干潟の利用

 かつて、東京湾内湾の沿岸一帯には広大な干潟が存在しました。干潟と人間のかかわりは沿岸に存在する貝塚遺跡が物語っています。その後、江戸時代に入ると徳川家康の町づくり構想によって干潟の埋立が開始されました。以後、正徳、享保、明治、昭和時代と埋立は継続され、東京湾沿岸の干潟の殆どが消失しました。
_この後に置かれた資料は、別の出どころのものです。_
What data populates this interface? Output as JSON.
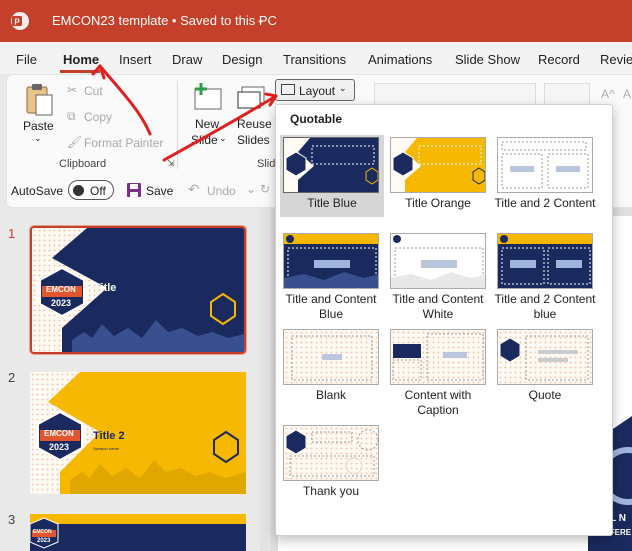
{
  "titlebar": {
    "title": "EMCON23 template  •  Saved to this PC",
    "chevron": "⌄"
  },
  "menu": [
    "File",
    "Home",
    "Insert",
    "Draw",
    "Design",
    "Transitions",
    "Animations",
    "Slide Show",
    "Record",
    "Review"
  ],
  "ribbon": {
    "paste": "Paste",
    "cut": "Cut",
    "copy": "Copy",
    "format_painter": "Format Painter",
    "clipboard_label": "Clipboard",
    "new_slide_1": "New",
    "new_slide_2": "Slide",
    "reuse_1": "Reuse",
    "reuse_2": "Slides",
    "slides_label": "Slid",
    "layout_button": "Layout"
  },
  "qat": {
    "autosave": "AutoSave",
    "toggle": "Off",
    "save": "Save",
    "undo": "Undo"
  },
  "layout_menu": {
    "heading": "Quotable",
    "layouts": [
      "Title Blue",
      "Title Orange",
      "Title and 2 Content",
      "Title and Content Blue",
      "Title and Content White",
      "Title and 2 Content blue",
      "Blank",
      "Content with Caption",
      "Quote",
      "Thank you"
    ]
  },
  "slides": [
    {
      "num": "1",
      "title": "Title",
      "badge_top": "EMCON",
      "badge_bottom": "2023"
    },
    {
      "num": "2",
      "title": "Title 2",
      "subtitle": "Speaker name",
      "badge_top": "EMCON",
      "badge_bottom": "2023"
    },
    {
      "num": "3",
      "badge_top": "EMCON",
      "badge_bottom": "2023"
    }
  ],
  "editor_fragment": {
    "text1": "L N",
    "text2": "CONFERE"
  },
  "colors": {
    "titlebar": "#c4402a",
    "navy": "#1b2a5e",
    "gold": "#f6b800",
    "annotation_red": "#e02020"
  }
}
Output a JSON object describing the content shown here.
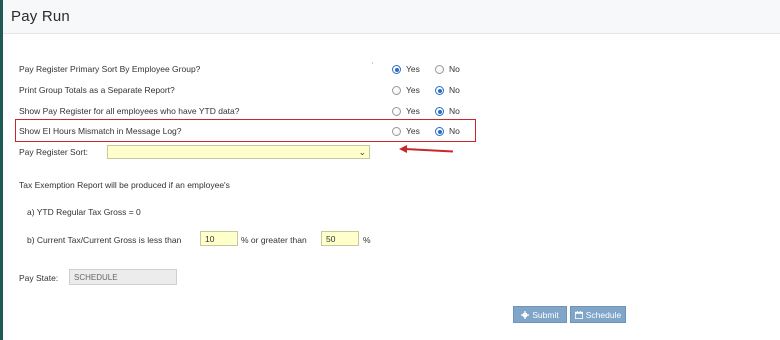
{
  "header": {
    "title": "Pay Run"
  },
  "settings": [
    {
      "label": "Pay Register Primary Sort By Employee Group?",
      "yes_label": "Yes",
      "no_label": "No",
      "selected": "yes"
    },
    {
      "label": "Print Group Totals as a Separate Report?",
      "yes_label": "Yes",
      "no_label": "No",
      "selected": "no"
    },
    {
      "label": "Show Pay Register for all employees who have YTD data?",
      "yes_label": "Yes",
      "no_label": "No",
      "selected": "no"
    },
    {
      "label": "Show EI Hours Mismatch in Message Log?",
      "yes_label": "Yes",
      "no_label": "No",
      "selected": "no"
    }
  ],
  "sort": {
    "label": "Pay Register Sort:",
    "value": ""
  },
  "tax_exemption": {
    "intro": "Tax Exemption Report will be produced if an employee's",
    "line_a": "a) YTD Regular Tax Gross = 0",
    "line_b_prefix": "b) Current Tax/Current Gross is less than",
    "lower_value": "10",
    "middle_text": "% or greater than",
    "upper_value": "50",
    "suffix": "%"
  },
  "pay_state": {
    "label": "Pay State:",
    "value": "SCHEDULE"
  },
  "buttons": {
    "submit": "Submit",
    "schedule": "Schedule"
  },
  "colors": {
    "highlight": "#c9272b",
    "field_bg": "#ffffcc",
    "button": "#7fa5c9",
    "radio_checked": "#2a6cc8",
    "accent": "#1f5a55"
  },
  "icons": {
    "submit": "gear-icon",
    "schedule": "calendar-icon",
    "annotation": "red-arrow-icon"
  }
}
現在、東京湾に残存する干潟は@船橋の三番瀬、A谷津干潟、B金田の盤洲干潟、C富津干潟のみです。

kaizuka また、金田地区に位置する東京湾最後の自然海岸の情景を残す盤洲干潟の語源は、沿岸に横たわる漁村集落の「バンズ部落」から出たものです。干潟は、古来より、人々の「ミソギ」の場であり漁猟の場であったと伝えられています。昔、江戸幕府は江戸湾を幕府の御菜場として管理し浦々に漁民を育成して「猟師」の称号を与えました。その後、猟師の称号は時代と共に薄れて現在は漁師と呼ばれています。東京湾に本格的な漁業組織が結成されたのは、1816(文化13)年6月、武蔵(東京都)、相模(神奈川県)、上総(千葉県)三国44浦の名主と漁業総代によって「内湾漁業協定書」が締結され、漁猟大目38職名が決定した時に始まります。干潟で行う漁業としては、海藻採り、のぞき漁、うなぎ漁、アサリ熊手漁があります。その後南方型漁業を伝承した「スダテ漁」が参入して、干潟漁業は今日まで昔の漁法そのままの姿で継承されています。特にスダテ漁は庶民の大名遊びとして人気が高まり、近年盛んになってきています。

 現在、この地域の漁業としては、遠浅の干潟を利用した海苔養殖とアサリ養殖があげられます。房総沿岸の海苔養殖は、江戸・四谷の海苔問屋・近江屋甚兵衛が1821(文政4)年に現在の君津市人見の地で成功したことに始まります。それが木更津へ広がったのは、1896(明治29)年になってからのことです。現在、木更津市で海苔養殖に携わる人は577人、海苔のとれ高は約25億7千万円(共に1988年)ですが、携わる人は年々減少し、また気候変動や海の汚れなどの影響を受けやすいため、とれ高の変動が大きいのが問題点です。アサリは、明治30年代までは干潟で自然に育った貝を採集しただけでしたが、明治末頃より浦安地方よりタネを買って養殖を始めたといわれています。市内には、金田・岩根・木更津の各地区にアサリを育てる養貝場があります。また、これらの地区の海岸には潮干狩り場があり、毎年地元をはじめ関東各地から30万人前後の人々がやってきます。

 現在、地球環境危機論が叫ばれているなかで、干潟が地球環境を守るためにも大きな役割を果たしていることを忘れてはなりません。干潮時に露出した干潟は空気中の酸素を吸収し、満潮時には海水に酸素を補給して海水に大きな活力を与えています。また、汚れた海水を干潟によって浄化する作用も、一日2回の干潮時に繰り返されています。これらの自然現象が干潟の干潟の生態系を永久に保持し、良好な干潟は野鳥の採餌場となり、アサリ、ゴカイ等の底生動物の成育の場として、更には人間に対して無限の恩恵を与えています。

 しかしながら、近年、湾岸地帯における土木工事の進展によって干潟は大きく破壊され、汚染されてきています。古来から人間とかかわった貴重な干潟を私たちの努力によって、21世紀の子供達に継承しなければなりません。